Dependable computer systems are required in applications which involve human life or large economics. In this course we study the theory and practice of design of such system both at hardware and software level. We will cover the following topics.

	Dependability concepts: dependable system, techniques for achieving dependability, dependability measures, fault, error, failure, faults and their menifestation, classification of faults and failures.
	Fault tolerant strategies: Fault detection, masking, containment, location, reconfiguration, and recovery.
	Fault tolerant design techniques: Hardware redundancy, software redundancy, time redundancy, and information redundancy.

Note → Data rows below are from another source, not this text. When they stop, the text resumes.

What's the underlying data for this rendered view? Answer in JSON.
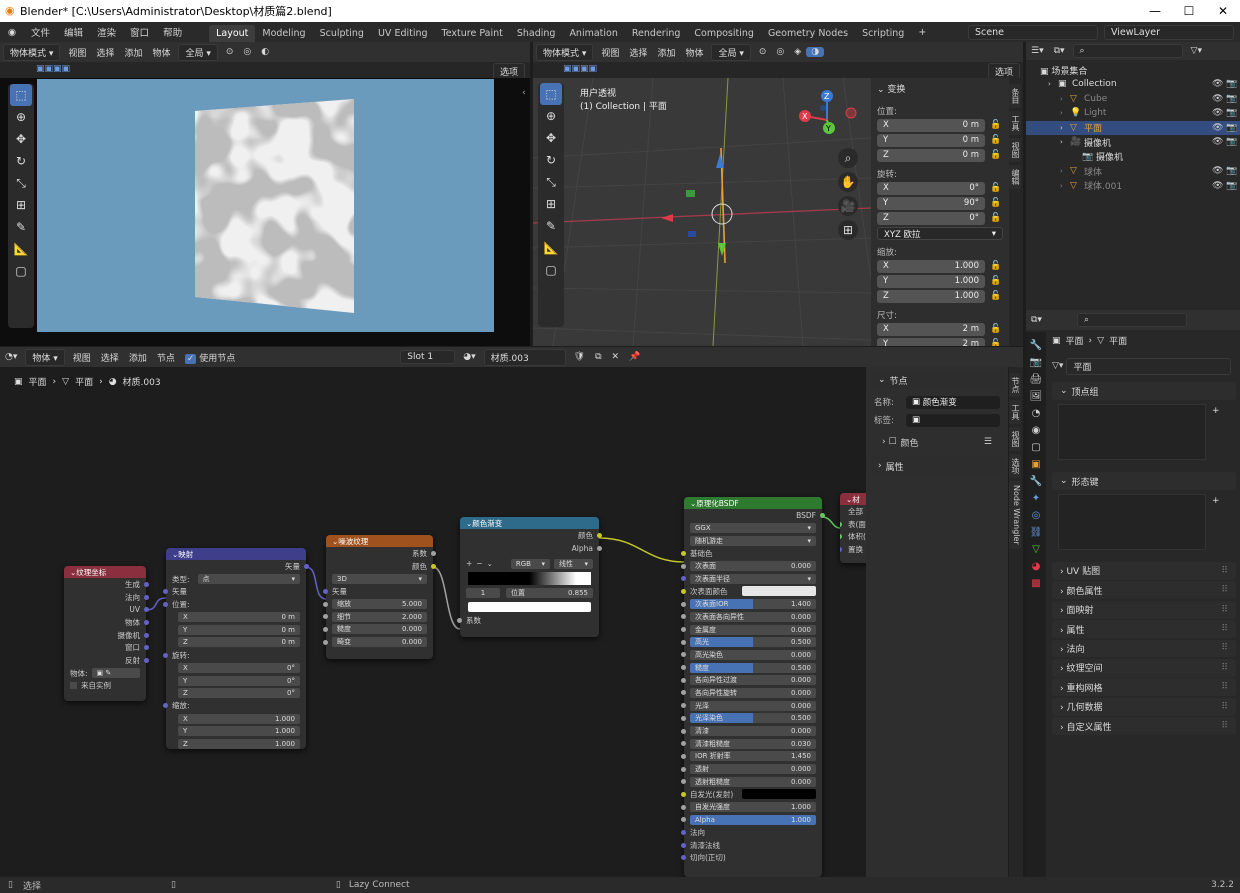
{
  "window": {
    "title": "Blender* [C:\\Users\\Administrator\\Desktop\\材质篇2.blend]",
    "version": "3.2.2"
  },
  "menu": [
    "文件",
    "编辑",
    "渲染",
    "窗口",
    "帮助"
  ],
  "workspaces": [
    "Layout",
    "Modeling",
    "Sculpting",
    "UV Editing",
    "Texture Paint",
    "Shading",
    "Animation",
    "Rendering",
    "Compositing",
    "Geometry Nodes",
    "Scripting"
  ],
  "scene": {
    "name": "Scene",
    "view_layer": "ViewLayer"
  },
  "left_viewport": {
    "mode": "物体模式",
    "menus": [
      "视图",
      "选择",
      "添加",
      "物体"
    ],
    "orient": "全局",
    "options": "选项"
  },
  "right_viewport": {
    "mode": "物体模式",
    "menus": [
      "视图",
      "选择",
      "添加",
      "物体"
    ],
    "orient": "全局",
    "options": "选项",
    "view_name": "用户透视",
    "collection_info": "(1) Collection | 平面"
  },
  "transform": {
    "title": "变换",
    "location_label": "位置:",
    "rotation_label": "旋转:",
    "scale_label": "缩放:",
    "dims_label": "尺寸:",
    "location": [
      {
        "a": "X",
        "v": "0 m"
      },
      {
        "a": "Y",
        "v": "0 m"
      },
      {
        "a": "Z",
        "v": "0 m"
      }
    ],
    "rotation": [
      {
        "a": "X",
        "v": "0°"
      },
      {
        "a": "Y",
        "v": "90°"
      },
      {
        "a": "Z",
        "v": "0°"
      }
    ],
    "rot_mode": "XYZ 欧拉",
    "scale": [
      {
        "a": "X",
        "v": "1.000"
      },
      {
        "a": "Y",
        "v": "1.000"
      },
      {
        "a": "Z",
        "v": "1.000"
      }
    ],
    "dims": [
      {
        "a": "X",
        "v": "2 m"
      },
      {
        "a": "Y",
        "v": "2 m"
      }
    ]
  },
  "viewport_tabs": [
    "条目",
    "工具",
    "视图",
    "编辑"
  ],
  "outliner": {
    "root": "场景集合",
    "items": [
      {
        "name": "Collection",
        "indent": 0,
        "type": "coll"
      },
      {
        "name": "Cube",
        "indent": 1,
        "type": "mesh",
        "dim": true
      },
      {
        "name": "Light",
        "indent": 1,
        "type": "light",
        "dim": true
      },
      {
        "name": "平面",
        "indent": 1,
        "type": "mesh",
        "selected": true
      },
      {
        "name": "摄像机",
        "indent": 1,
        "type": "cam"
      },
      {
        "name": "摄像机",
        "indent": 2,
        "type": "camdata"
      },
      {
        "name": "球体",
        "indent": 1,
        "type": "mesh",
        "dim": true
      },
      {
        "name": "球体.001",
        "indent": 1,
        "type": "mesh",
        "dim": true
      }
    ]
  },
  "node_editor": {
    "type": "物体",
    "menus": [
      "视图",
      "选择",
      "添加",
      "节点"
    ],
    "use_nodes": "使用节点",
    "slot": "Slot 1",
    "material": "材质.003",
    "breadcrumb": [
      "平面",
      "平面",
      "材质.003"
    ],
    "side_tabs": [
      "节点",
      "工具",
      "视图",
      "选项",
      "Node Wrangler"
    ],
    "panel": {
      "title": "节点",
      "name_label": "名称:",
      "name_val": "颜色渐变",
      "label_label": "标签:",
      "color": "颜色",
      "props": "属性"
    }
  },
  "nodes": {
    "texcoord": {
      "title": "纹理坐标",
      "outputs": [
        "生成",
        "法向",
        "UV",
        "物体",
        "摄像机",
        "窗口",
        "反射"
      ],
      "object_label": "物体:",
      "from_inst": "来自实例"
    },
    "mapping": {
      "title": "映射",
      "out": "矢量",
      "type_label": "类型:",
      "type_val": "点",
      "vector": "矢量",
      "loc": "位置:",
      "rot": "旋转:",
      "scl": "缩放:",
      "loc_vals": [
        {
          "a": "X",
          "v": "0 m"
        },
        {
          "a": "Y",
          "v": "0 m"
        },
        {
          "a": "Z",
          "v": "0 m"
        }
      ],
      "rot_vals": [
        {
          "a": "X",
          "v": "0°"
        },
        {
          "a": "Y",
          "v": "0°"
        },
        {
          "a": "Z",
          "v": "0°"
        }
      ],
      "scl_vals": [
        {
          "a": "X",
          "v": "1.000"
        },
        {
          "a": "Y",
          "v": "1.000"
        },
        {
          "a": "Z",
          "v": "1.000"
        }
      ]
    },
    "noise": {
      "title": "噪波纹理",
      "outs": [
        "系数",
        "颜色"
      ],
      "dim": "3D",
      "vector": "矢量",
      "fields": [
        {
          "a": "缩放",
          "v": "5.000"
        },
        {
          "a": "细节",
          "v": "2.000"
        },
        {
          "a": "糙度",
          "v": "0.000"
        },
        {
          "a": "畸变",
          "v": "0.000"
        }
      ]
    },
    "ramp": {
      "title": "颜色渐变",
      "outs": [
        "颜色",
        "Alpha"
      ],
      "mode": "RGB",
      "interp": "线性",
      "index": "1",
      "pos_label": "位置",
      "pos": "0.855",
      "fac": "系数"
    },
    "bsdf": {
      "title": "原理化BSDF",
      "out": "BSDF",
      "dist": "GGX",
      "sss": "随机游走",
      "rows": [
        {
          "t": "sock",
          "a": "基础色",
          "c": "yellow"
        },
        {
          "t": "f",
          "a": "次表面",
          "v": "0.000",
          "c": "gray"
        },
        {
          "t": "dd",
          "a": "次表面半径",
          "c": "purple"
        },
        {
          "t": "col",
          "a": "次表面颜色",
          "c": "yellow",
          "col": "#e6e6e6"
        },
        {
          "t": "fb",
          "a": "次表面IOR",
          "v": "1.400",
          "c": "gray"
        },
        {
          "t": "f",
          "a": "次表面各向异性",
          "v": "0.000",
          "c": "gray"
        },
        {
          "t": "f",
          "a": "金属度",
          "v": "0.000",
          "c": "gray"
        },
        {
          "t": "fb",
          "a": "高光",
          "v": "0.500",
          "c": "gray"
        },
        {
          "t": "f",
          "a": "高光染色",
          "v": "0.000",
          "c": "gray"
        },
        {
          "t": "fb",
          "a": "糙度",
          "v": "0.500",
          "c": "gray"
        },
        {
          "t": "f",
          "a": "各向异性过渡",
          "v": "0.000",
          "c": "gray"
        },
        {
          "t": "f",
          "a": "各向异性旋转",
          "v": "0.000",
          "c": "gray"
        },
        {
          "t": "f",
          "a": "光泽",
          "v": "0.000",
          "c": "gray"
        },
        {
          "t": "fb",
          "a": "光泽染色",
          "v": "0.500",
          "c": "gray"
        },
        {
          "t": "f",
          "a": "清漆",
          "v": "0.000",
          "c": "gray"
        },
        {
          "t": "f",
          "a": "清漆粗糙度",
          "v": "0.030",
          "c": "gray"
        },
        {
          "t": "f",
          "a": "IOR 折射率",
          "v": "1.450",
          "c": "gray"
        },
        {
          "t": "f",
          "a": "透射",
          "v": "0.000",
          "c": "gray"
        },
        {
          "t": "f",
          "a": "透射粗糙度",
          "v": "0.000",
          "c": "gray"
        },
        {
          "t": "col",
          "a": "自发光(发射)",
          "c": "yellow",
          "col": "#000000"
        },
        {
          "t": "f",
          "a": "自发光强度",
          "v": "1.000",
          "c": "gray"
        },
        {
          "t": "ff",
          "a": "Alpha",
          "v": "1.000",
          "c": "gray"
        },
        {
          "t": "sock",
          "a": "法向",
          "c": "purple"
        },
        {
          "t": "sock",
          "a": "清漆法线",
          "c": "purple"
        },
        {
          "t": "sock",
          "a": "切向(正切)",
          "c": "purple"
        }
      ]
    },
    "output": {
      "title": "材",
      "all": "全部",
      "ins": [
        "表(面)",
        "体积(",
        "置换"
      ]
    }
  },
  "properties": {
    "obj": "平面",
    "data": "平面",
    "mesh_name": "平面",
    "vgroups": "顶点组",
    "shapekeys": "形态键",
    "panels": [
      "UV 贴图",
      "颜色属性",
      "面映射",
      "属性",
      "法向",
      "纹理空间",
      "重构网格",
      "几何数据",
      "自定义属性"
    ]
  },
  "status": {
    "left": "选择",
    "mid": "Lazy Connect"
  }
}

	Testing and Design for Testability.
	Self-checking and fail-safe circuits.
	Infomation Redundancy : coding techniques, error detection and correction codes, burst error detection and correction, unidirectional codes
	Fault tolerance in distributed systems: Byzantine General problem, consensus protocols, checkpointing and recovery, stable stoage and RAID architectures, and data replication and resiliency.
	Dependability evaluation techniques and tools: Fault trees, Markov chains; HIMAP tool.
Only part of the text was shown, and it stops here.